Google believes in openly demonstrating the things they are working on, the tech they are building. However, they oversell what the tech can achieve; they drumbeat the most ideal scenario without much thought to its ramifications, its pitfalls.

John Gruber, as always, again puts it perfectly in his post on Google Duplex’s latest demo.

I still think the whole thing feels like a demo of a technology (the human-like speech), not a product. Google claimed this week that Duplex currently succeeds 4 out of 5 times at placing a reservation without a human operator’s intervention. That’s a good batting average for a demo, but untenable for a shipping product at Google’s scale. With a 20 percent failure rate, Google would need an army of human operators standing by all day long, to support a feature they don’t make any money from.

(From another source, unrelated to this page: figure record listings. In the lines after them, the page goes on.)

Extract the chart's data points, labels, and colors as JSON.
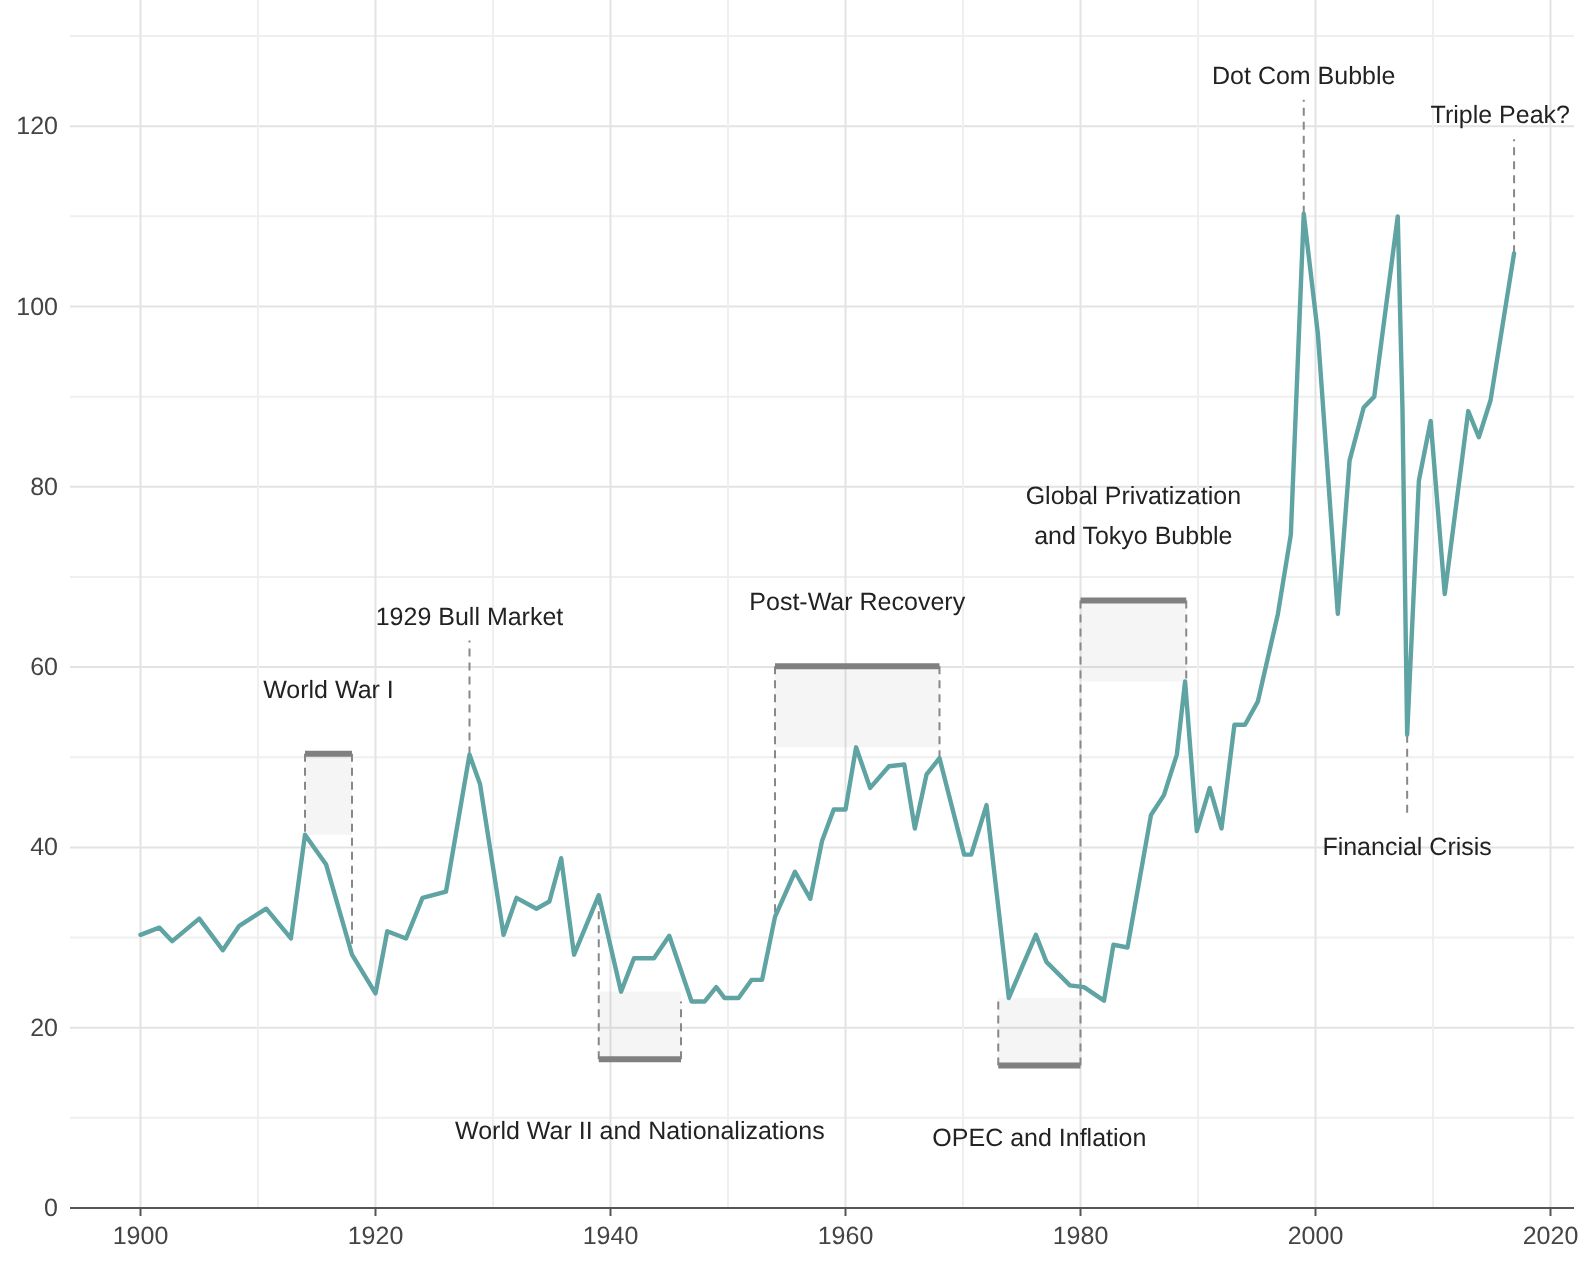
{
  "chart_data": {
    "type": "line",
    "x": [
      1900,
      1901.6,
      1902.7,
      1905,
      1907,
      1908.4,
      1910.7,
      1912.8,
      1914,
      1915.8,
      1918,
      1920,
      1921,
      1922.6,
      1924,
      1926,
      1928,
      1928.9,
      1930.9,
      1932,
      1933.7,
      1934.8,
      1935.8,
      1936.9,
      1939,
      1940.9,
      1942,
      1943.7,
      1945,
      1946.9,
      1948,
      1949,
      1949.7,
      1950.9,
      1952,
      1952.9,
      1954,
      1955.7,
      1957,
      1958,
      1959,
      1960,
      1960.9,
      1962.1,
      1963.7,
      1965,
      1965.9,
      1966.9,
      1968,
      1970.1,
      1970.7,
      1972,
      1973.9,
      1976.2,
      1977.1,
      1979.1,
      1980.3,
      1982,
      1982.8,
      1984,
      1986,
      1987.1,
      1988.2,
      1988.9,
      1989.9,
      1991,
      1992,
      1993.1,
      1994,
      1995.1,
      1996.8,
      1997.9,
      1999,
      2000.2,
      2001.9,
      2002.9,
      2004.1,
      2005,
      2007,
      2007.4,
      2007.8,
      2008.8,
      2009.8,
      2011,
      2013,
      2013.9,
      2014.9,
      2016.9
    ],
    "series": [
      {
        "color": "#5fa3a3",
        "values": [
          30.3,
          31.1,
          29.6,
          32.1,
          28.6,
          31.3,
          33.2,
          29.9,
          41.4,
          38.1,
          28.1,
          23.8,
          30.7,
          29.9,
          34.4,
          35.1,
          50.3,
          47,
          30.3,
          34.4,
          33.2,
          34,
          38.8,
          28.1,
          34.7,
          24,
          27.7,
          27.7,
          30.2,
          22.9,
          22.9,
          24.5,
          23.3,
          23.3,
          25.3,
          25.3,
          32.3,
          37.3,
          34.3,
          40.7,
          44.2,
          44.2,
          51.1,
          46.6,
          49,
          49.2,
          42.1,
          48.1,
          49.9,
          39.2,
          39.2,
          44.7,
          23.3,
          30.3,
          27.3,
          24.7,
          24.5,
          23,
          29.2,
          28.9,
          43.6,
          45.8,
          50.3,
          58.4,
          41.8,
          46.6,
          42.1,
          53.6,
          53.6,
          56.2,
          65.9,
          74.7,
          110.3,
          97,
          65.9,
          82.9,
          88.8,
          90,
          110,
          88.8,
          52.5,
          80.7,
          87.3,
          68.1,
          88.4,
          85.5,
          89.6,
          105.9
        ]
      }
    ],
    "xlim": [
      1894,
      2022
    ],
    "ylim": [
      0,
      134
    ],
    "xticks": [
      1900,
      1920,
      1940,
      1960,
      1980,
      2000,
      2020
    ],
    "yticks": [
      0,
      20,
      40,
      60,
      80,
      100,
      120
    ],
    "grid": true,
    "bands": [
      {
        "axis": "x",
        "from": 1914,
        "to": 1918,
        "label": "World War I",
        "color": "#808080"
      },
      {
        "axis": "x",
        "from": 1939,
        "to": 1946,
        "label": "World War II and Nationalizations",
        "color": "#808080"
      },
      {
        "axis": "x",
        "from": 1954,
        "to": 1968,
        "label": "Post-War Recovery",
        "color": "#808080"
      },
      {
        "axis": "x",
        "from": 1973,
        "to": 1980,
        "label": "OPEC and Inflation",
        "color": "#808080"
      },
      {
        "axis": "x",
        "from": 1980,
        "to": 1989,
        "label": "Global Privatization\nand Tokyo Bubble",
        "color": "#808080"
      }
    ],
    "annotations": [
      {
        "text": "1929 Bull Market",
        "x": 1928,
        "y": 50.3
      },
      {
        "text": "Dot Com Bubble",
        "x": 1999,
        "y": 110.3
      },
      {
        "text": "Financial Crisis",
        "x": 2007.8,
        "y": 52.5
      },
      {
        "text": "Triple Peak?",
        "x": 2016.9,
        "y": 105.9
      }
    ]
  }
}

I’m skeptical that this will ever be a product expanded to wide use, and if it is, it might be years away.

Right now it feels like a feature in search of a product, but they pitched it as an imminent product at I/O because it made for a stunning demo.

Exactly. That completes my thought — it’s the tech that Google markets. Tech, not a product, can be marketed and sold is a fallacy that Google, for some reason, continues to believe.